Amazon has set up a Counterfeit Crimes Unit to combat the growing problem of fake products being listed on its platform.
The new division will be composed of former federal prosecutors, experienced investigators, and data analysts. It aims to reduce the number of counterfeits on its site to zero.
With a growing percentage of its sales coming from Amazon Marketplace, the e-tail giant is now under growing pressure to insure all those Marketplace products are legit.
The site says that 99.9% of the products on its site do not have a “valid counterfeit complaint.” It noted that in 2019, it blocked more than 6 billion suspected bad listings before any of those items went up for sale.
But even if that stat is true, the company still has a problem, trademark attorney Eric Perrott told IP Watchdog.
“Even if it’s only 1 percent of page views, that’s still a major problem considering how big Amazon is,” he said. “That has to be billions of page views on an annual basis.”

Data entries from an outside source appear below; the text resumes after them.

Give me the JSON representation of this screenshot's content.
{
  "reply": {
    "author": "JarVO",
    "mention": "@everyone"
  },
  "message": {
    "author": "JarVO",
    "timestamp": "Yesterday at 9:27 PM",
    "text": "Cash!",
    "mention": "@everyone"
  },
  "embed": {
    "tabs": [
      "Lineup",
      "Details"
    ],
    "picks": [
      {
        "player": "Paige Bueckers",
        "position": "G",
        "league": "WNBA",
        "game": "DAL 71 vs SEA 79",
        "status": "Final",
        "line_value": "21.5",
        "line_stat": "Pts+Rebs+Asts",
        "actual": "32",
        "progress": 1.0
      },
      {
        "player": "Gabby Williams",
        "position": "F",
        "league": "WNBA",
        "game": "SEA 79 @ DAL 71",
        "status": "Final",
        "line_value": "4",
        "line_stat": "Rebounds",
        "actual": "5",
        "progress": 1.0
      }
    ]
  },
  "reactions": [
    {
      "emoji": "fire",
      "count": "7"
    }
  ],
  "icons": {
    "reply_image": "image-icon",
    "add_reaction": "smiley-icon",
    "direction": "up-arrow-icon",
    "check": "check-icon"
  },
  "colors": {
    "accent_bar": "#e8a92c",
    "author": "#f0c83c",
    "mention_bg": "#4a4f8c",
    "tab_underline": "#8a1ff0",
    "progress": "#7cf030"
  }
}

In November, The Washington Post reported that shoppers could easily buy a counterfeit version of Hermès’ Clic H bracelet, which usually sells for $640, for $24.99 on Amazon. If the price differential wasn’t enough of a tip-off, one reviewer even said that its makers “did a really great job with the fake.”
“Amazon has ceded control of its site,” wrote The Wall Street Journal last year. “The result: Thousands of banned, unsafe, or mislabeled products.”
Not only are counterfeits illegal, they are sometimes dangerous. A Senate Finance Committee report described how a couple purchased a “hoverboard” on Amazon as a Christmas gift for their daughters. But it contained a counterfeit Samsung battery, which ignited, causing nearly $4,000,000 in damage to the consumers’ home and property.
Last February, for the first time, Amazon listed the counterfeiting issue as a risk factor in an SEC filing.
“[Counterfeiting] could harm our business or damage our reputation, and we could face civil or criminal liability for unlawful activities by our sellers,” it said.
Now it says that it’s putting counterfeiters “on notice that they will be held accountable to the maximum extent possible under the law, regardless of where they attempt to sell their counterfeits or where they’re located.”